WINNIPEG, MB. – The Manitoba government is proposing amendments to the province’s early learning and child care legislation that would reduce red tape, address gaps, and enhance governance and accountability, Minister Scott Fielding said in a news release.

“We have heard from child-care providers and other key stakeholders the current legislation is complicated and outdated,” said Fielding. “We want to simplify the process for hard-working Manitobans who rely on licensed child care so they can work or study outside of the home. Less red tape and regulatory procedures will also free up our department staff to spend more time supporting child-care providers and improving the early learning and child-care system.”

The community child care standards amendment act proposes clear and concise amendments, written in plain language, to strengthen the act and regulation, the minister said.

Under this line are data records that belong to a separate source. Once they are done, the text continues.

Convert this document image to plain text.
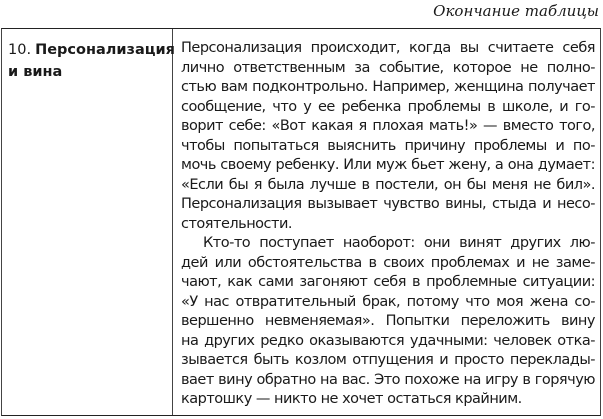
Окончание таблицы
10. Персонализация
и вина
Персонализация происходит, когда вы считаете себя
лично ответственным за событие, которое не полно-
стью вам подконтрольно. Например, женщина получает
сообщение, что у ее ребенка проблемы в школе, и го-
ворит себе: «Вот какая я плохая мать!» — вместо того,
чтобы попытаться выяснить причину проблемы и по-
мочь своему ребенку. Или муж бьет жену, а она думает:
«Если бы я была лучше в постели, он бы меня не бил».
Персонализация вызывает чувство вины, стыда и несо-
стоятельности.
Кто-то поступает наоборот: они винят других лю-
дей или обстоятельства в своих проблемах и не заме-
чают, как сами загоняют себя в проблемные ситуации:
«У нас отвратительный брак, потому что моя жена со-
вершенно невменяемая». Попытки переложить вину
на других редко оказываются удачными: человек отка-
зывается быть козлом отпущения и просто переклады-
вает вину обратно на вас. Это похоже на игру в горячую
картошку — никто не хочет остаться крайним.
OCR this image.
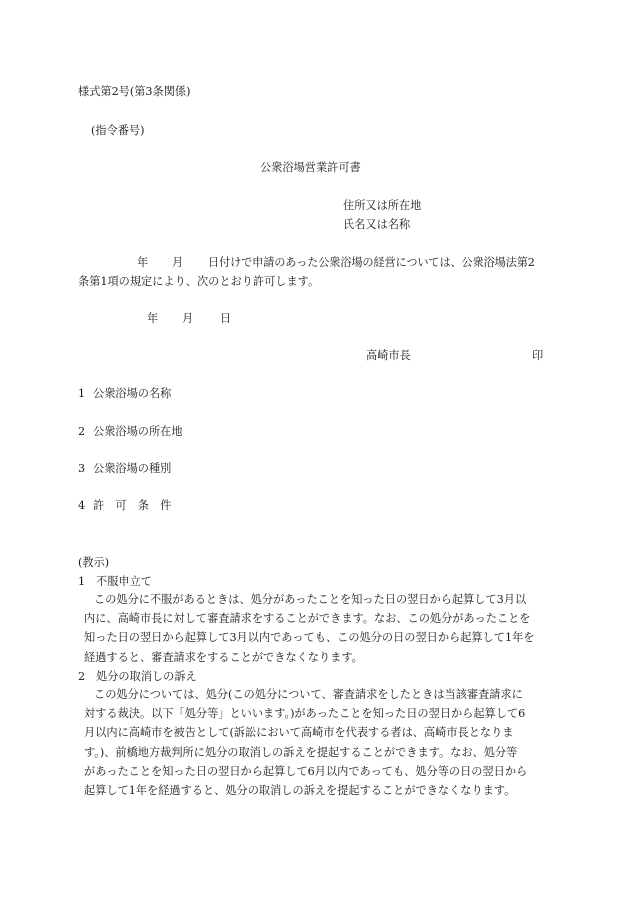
様式第2号(第3条関係)
(指令番号)
公衆浴場営業許可書
住所又は所在地
氏名又は名称
年 月 日付けで申請のあった公衆浴場の経営については、公衆浴場法第2
条第1項の規定により、次のとおり許可します。
年 月 日
高崎市長	印
1 公衆浴場の名称
2 公衆浴場の所在地
3 公衆浴場の種別
4 許　可　条　件
(教示)
1 不服申立て

この処分に不服があるときは、処分があったことを知った日の翌日から起算して3月以

内に、高崎市長に対して審査請求をすることができます。なお、この処分があったことを

知った日の翌日から起算して3月以内であっても、この処分の日の翌日から起算して1年を

経過すると、審査請求をすることができなくなります。

2 処分の取消しの訴え

この処分については、処分(この処分について、審査請求をしたときは当該審査請求に

対する裁決。以下「処分等」といいます。)があったことを知った日の翌日から起算して6

月以内に高崎市を被告として(訴訟において高崎市を代表する者は、高崎市長となりま

す。)、前橋地方裁判所に処分の取消しの訴えを提起することができます。なお、処分等

があったことを知った日の翌日から起算して6月以内であっても、処分等の日の翌日から

起算して1年を経過すると、処分の取消しの訴えを提起することができなくなります。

“Manitoba parents value licensed child care so it is important to review legislation to identify gaps, but also enhancements and strategies that will strengthen quality of care and learning for our youngest citizens,” said April Kalyniuk, president, Manitoba Child Care Association. “Our association members look forward to participating in consultations and providing their perspective on future amendments.”

The minister noted major areas to be addressed in phase one of the proposed amendments includes;

  • Multi-year licensing – the ability to renew licences of centres in good standing for up to three years, increased from the current one year maximum.
  • Duplication – reducing repetition between the act and regulation for codes of conduct, safety plans and fire safety, without lowering safety standards. For example, the requirement each facility staff member be instructed about the code of conduct and safety plan would be removed from the act as it is also outlined in the regulation.
  • Subsidy overpayment – providing the provincial director of child care authority to recover funds when a parent or guardian is overpaid the amount they receive for a child-care space. Overpayments may be the result of administrative error, out-of-date information or a false income statement. The province continues to inform families they are required to report changes in household income, as income threshold determines subsidies.
  • Provisional administrator – giving the provincial director new powers that would address financial, operational or governance-related problems at a child-care centre, such as a dysfunctional board of directors, and work with centres at risk of closure. The minister would have authority to appoint a temporary provisional administrator as a last resort to ensure the centre could remain open while it works to resolve issues.
  • Language – assessing and modernizing language in the legislation for clarity and gender neutrality.

“Manitoba has a reputation for maintaining high standards in early learning and child care,” said Cathie Buschau, executive director, Univillage Preschool and Infant Centre in Winnipeg. “These changes will improve the understanding of the child care act, as well as enhance policies that will further benefit the program.”

“As a home-based early childhood educator, I’m excited to hear the government is making early learning and child care a priority for Manitoba families,” said Shannon Trickett of Trickett Family Child Care in Winnipeg. “The plans for reducing duplication and revising language in the legislation for clarity and to reflect gender neutrality would not only help ease the process for new providers but would help retain veteran providers and enhance quality of care in the program.”

The minister noted the province consulted child-care associations, co-ordinators, centre directors and family child-care providers to develop its proposed amendments. He added this is phase one of a two-phased approach, with a plan to propose the second set of amendments in 2018-19.